Credit Stealing … How do you deal with it?
By Asfa Shakeel
It’s happened to everyone at least once in their professional lives: you think and think and come up with the perfect idea, and your colleague takes credit for it.
While you may be inclined to lose your cool right there and then, it is advisable that you take a few deep breaths before making any moves. Here’s a few things you can do after that to deal with the situation:
1.Do Not Get Angry
If you get angry and say something unreasonable, you are just likely to lose your own professional reputation. It is better to take some space from the situation to calm down before you take action.
Address the issue in a day or two after you have regained your composure, but make sure that you do not wait so long that people forget the incident completely.
2. Ask Before You Accuse
Harvard Business Review recommends that when in this kind of situation, ask your co-worker for an explanation before you accuse them. This will help both you and the co-worker understand what happened, and in case it was a genuine mistake, gives them a chance to remedy the situation calmly.
3. Give Them A Chance
In case the co-worker insists that the entire situation was a mistake, give them a chance to remedy the situation without involving your superiors. You do not want to seem unnecessarily harsh to your co-workers or to your superiors.

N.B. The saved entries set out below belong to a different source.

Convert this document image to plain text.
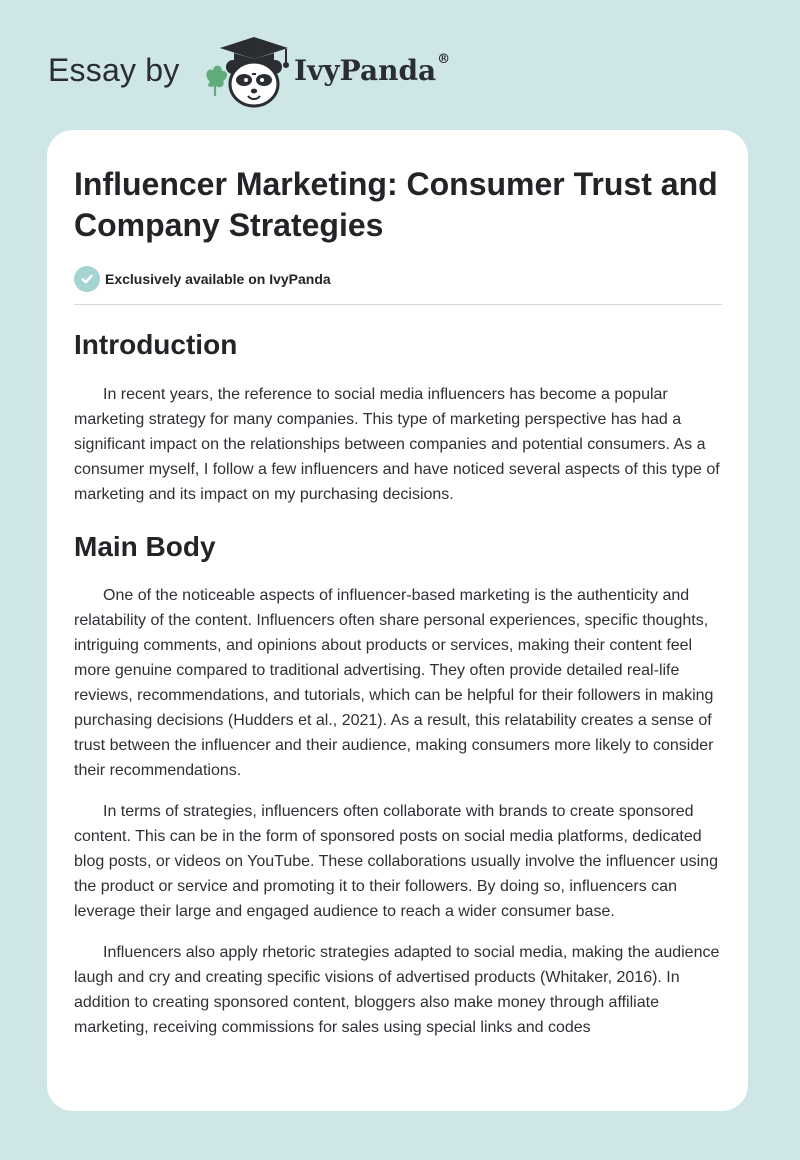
Essay by	IvyPanda®
Influencer Marketing: Consumer Trust and Company Strategies
Exclusively available on IvyPanda
Introduction

In recent years, the reference to social media influencers has become a popular marketing strategy for many companies. This type of marketing perspective has had a significant impact on the relationships between companies and potential consumers. As a consumer myself, I follow a few influencers and have noticed several aspects of this type of marketing and its impact on my purchasing decisions.

Main Body

One of the noticeable aspects of influencer-based marketing is the authenticity and relatability of the content. Influencers often share personal experiences, specific thoughts, intriguing comments, and opinions about products or services, making their content feel more genuine compared to traditional advertising. They often provide detailed real-life reviews, recommendations, and tutorials, which can be helpful for their followers in making purchasing decisions (Hudders et al., 2021). As a result, this relatability creates a sense of trust between the influencer and their audience, making consumers more likely to consider their recommendations.

In terms of strategies, influencers often collaborate with brands to create sponsored content. This can be in the form of sponsored posts on social media platforms, dedicated blog posts, or videos on YouTube. These collaborations usually involve the influencer using the product or service and promoting it to their followers. By doing so, influencers can leverage their large and engaged audience to reach a wider consumer base.

Influencers also apply rhetoric strategies adapted to social media, making the audience laugh and cry and creating specific visions of advertised products (Whitaker, 2016). In addition to creating sponsored content, bloggers also make money through affiliate marketing, receiving commissions for sales using special links and codes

Maybe your co-worker could email the team letting them know of the mistake that was made, or bring up the issue in the next meeting.
4. Assess the Credit-Stealing
Think about how seriously the credit stealing is impacting your career, not just to gain perspective for yourself but also so that you can explain the situation to your co-worker and superiors in a much better way.

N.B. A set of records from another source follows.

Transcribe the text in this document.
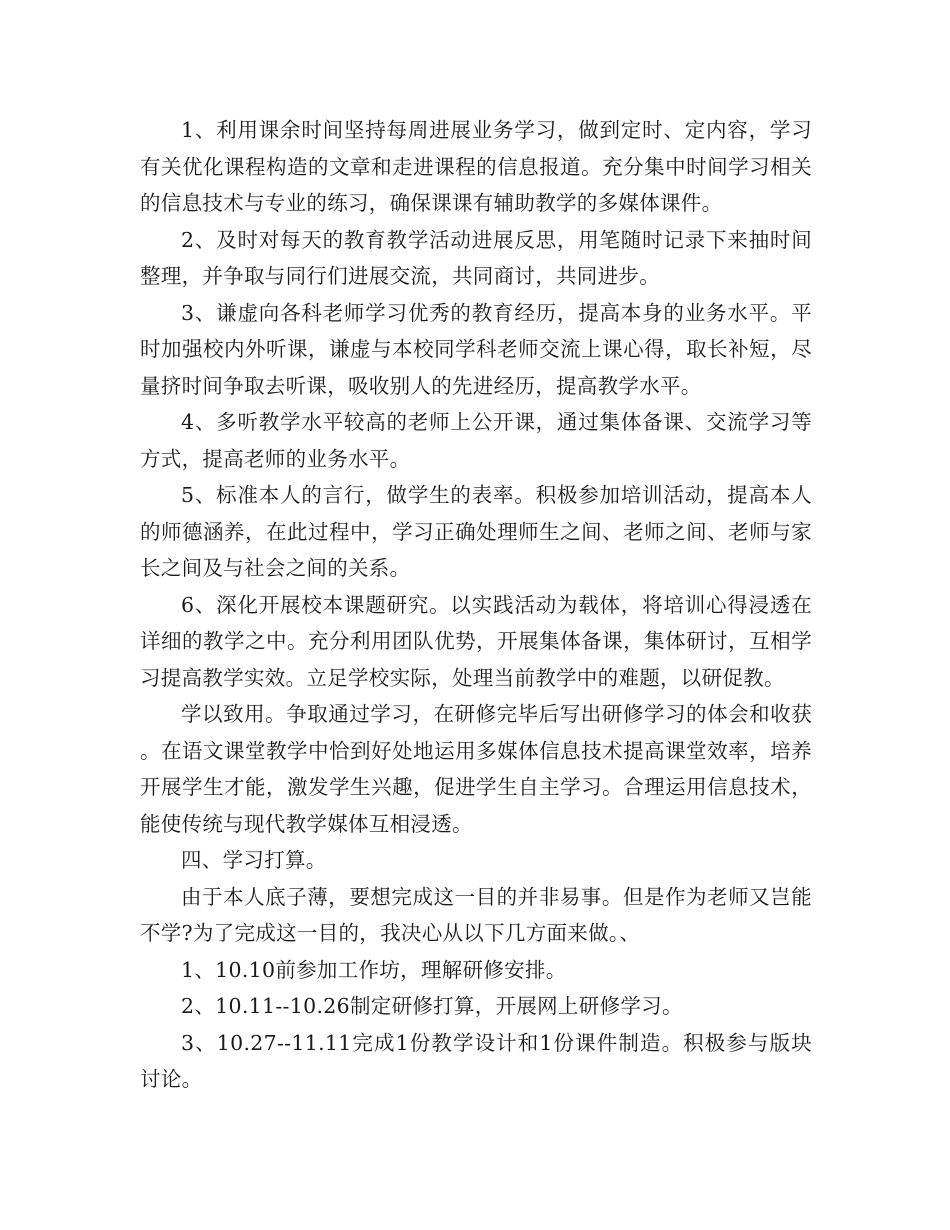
1、利用课余时间坚持每周进展业务学习，做到定时、定内容，学习有关优化课程构造的文章和走进课程的信息报道。充分集中时间学习相关的信息技术与专业的练习，确保课课有辅助教学的多媒体课件。

2、及时对每天的教育教学活动进展反思，用笔随时记录下来抽时间整理，并争取与同行们进展交流，共同商讨，共同进步。

3、谦虚向各科老师学习优秀的教育经历，提高本身的业务水平。平时加强校内外听课，谦虚与本校同学科老师交流上课心得，取长补短，尽量挤时间争取去听课，吸收别人的先进经历，提高教学水平。

4、多听教学水平较高的老师上公开课，通过集体备课、交流学习等方式，提高老师的业务水平。

5、标准本人的言行，做学生的表率。积极参加培训活动，提高本人的师德涵养，在此过程中，学习正确处理师生之间、老师之间、老师与家长之间及与社会之间的关系。

6、深化开展校本课题研究。以实践活动为载体，将培训心得浸透在详细的教学之中。充分利用团队优势，开展集体备课，集体研讨，互相学习提高教学实效。立足学校实际，处理当前教学中的难题，以研促教。

学以致用。争取通过学习，在研修完毕后写出研修学习的体会和收获。在语文课堂教学中恰到好处地运用多媒体信息技术提高课堂效率，培养开展学生才能，激发学生兴趣，促进学生自主学习。合理运用信息技术，能使传统与现代教学媒体互相浸透。

四、学习打算。

由于本人底子薄，要想完成这一目的并非易事。但是作为老师又岂能不学?为了完成这一目的，我决心从以下几方面来做。、

1、10.10前参加工作坊，理解研修安排。

2、10.11--10.26制定研修打算，开展网上研修学习。

3、10.27--11.11完成1份教学设计和1份课件制造。积极参与版块讨论。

Do not exaggerate the situation beyond its scope: if it is a less serious situation, you might want to resolve it with your co-worker directly. It might make your superiors turn against you if you take a tiny complaint to them.

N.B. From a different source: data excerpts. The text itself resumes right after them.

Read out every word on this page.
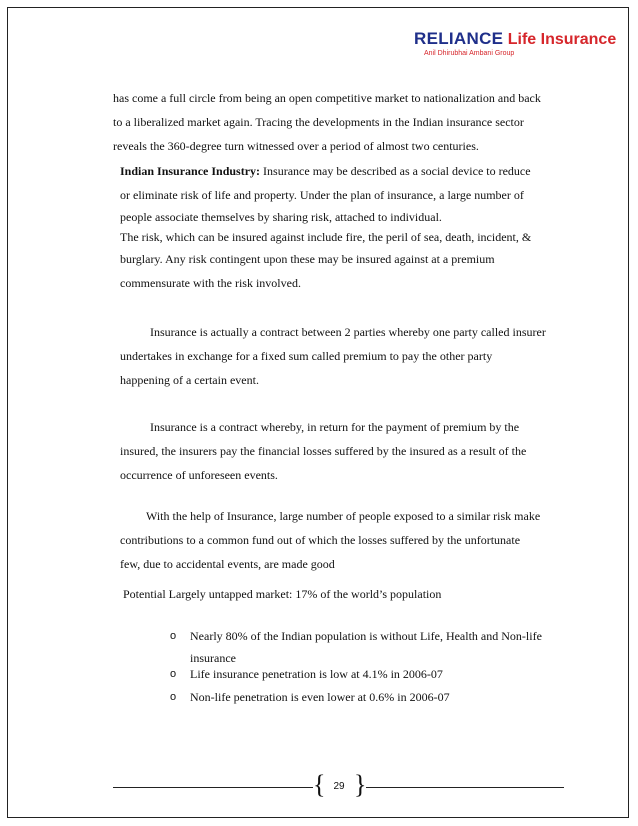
RELIANCE Life Insurance
Anil Dhirubhai Ambani Group

has come a full circle from being an open competitive market to nationalization and back

to a liberalized market again. Tracing the developments in the Indian insurance sector

reveals the 360-degree turn witnessed over a period of almost two centuries.

Indian Insurance Industry: Insurance may be described as a social device to reduce

or eliminate risk of life and property. Under the plan of insurance, a large number of

people associate themselves by sharing risk, attached to individual.

The risk, which can be insured against include fire, the peril of sea, death, incident, &

burglary. Any risk contingent upon these may be insured against at a premium

commensurate with the risk involved.

Insurance is actually a contract between 2 parties whereby one party called insurer

undertakes in exchange for a fixed sum called premium to pay the other party

happening of a certain event.

Insurance is a contract whereby, in return for the payment of premium by the

insured, the insurers pay the financial losses suffered by the insured as a result of the

occurrence of unforeseen events.

With the help of Insurance, large number of people exposed to a similar risk make

contributions to a common fund out of which the losses suffered by the unfortunate

few, due to accidental events, are made good

Potential Largely untapped market: 17% of the world’s population

o Nearly 80% of the Indian population is without Life, Health and Non-life
insurance
o Life insurance penetration is low at 4.1% in 2006-07
o Non-life penetration is even lower at 0.6% in 2006-07
{ }
29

5. Approach Your Superiors
If nothing else seems to be working, approach your boss or manager about the issue. However, it is important to be gentle and not seem like you are flinging unfounded accusations. Bosses never appreciate complainers, so it is in your interest to calmly explain your situation on the basis of facts and not heated emotion.
6. Plan For Next Time
If you have suffered through credit stealing once, make sure to guard yourself against it in the future by planning out the next time you do a project with a team. Decide beforehand who will be presenting, how credit will be divided and who will be the face of the work to the superiors.
This leaves less room for confusion overall.
7. Amplification Strategy / Give Other People Credit
The Washington Post reported that women in the Obama administration created an “amplification strategy” in which they would often repeat good ideas women in the office had, forcing men to recognize and give credit. An Obama aide revealed that this even drew the former President’s attention to the issue, and he started calling on women more often.
If you want people to recognize your hard work, you have to make sure that you give them credit for the work that they do. The women in the office, who are more susceptible to idea-stealing, can even band together: it is easier to speak up for someone else than it is to speak up for yourself.
8. Know Everything There Is To Know
If you are working on an idea, find out everything there is to know on it for the situation where your bosses ask questions. Chances are, someone that has stolen credit for your work did sospontaneously, placing them on the back foot in terms of details.
In that situation, even if a co-worker has stolen credit for your idea, you can redeem yourself and subliminally tell your bosses what happened by answering the more in-depth questions they might have.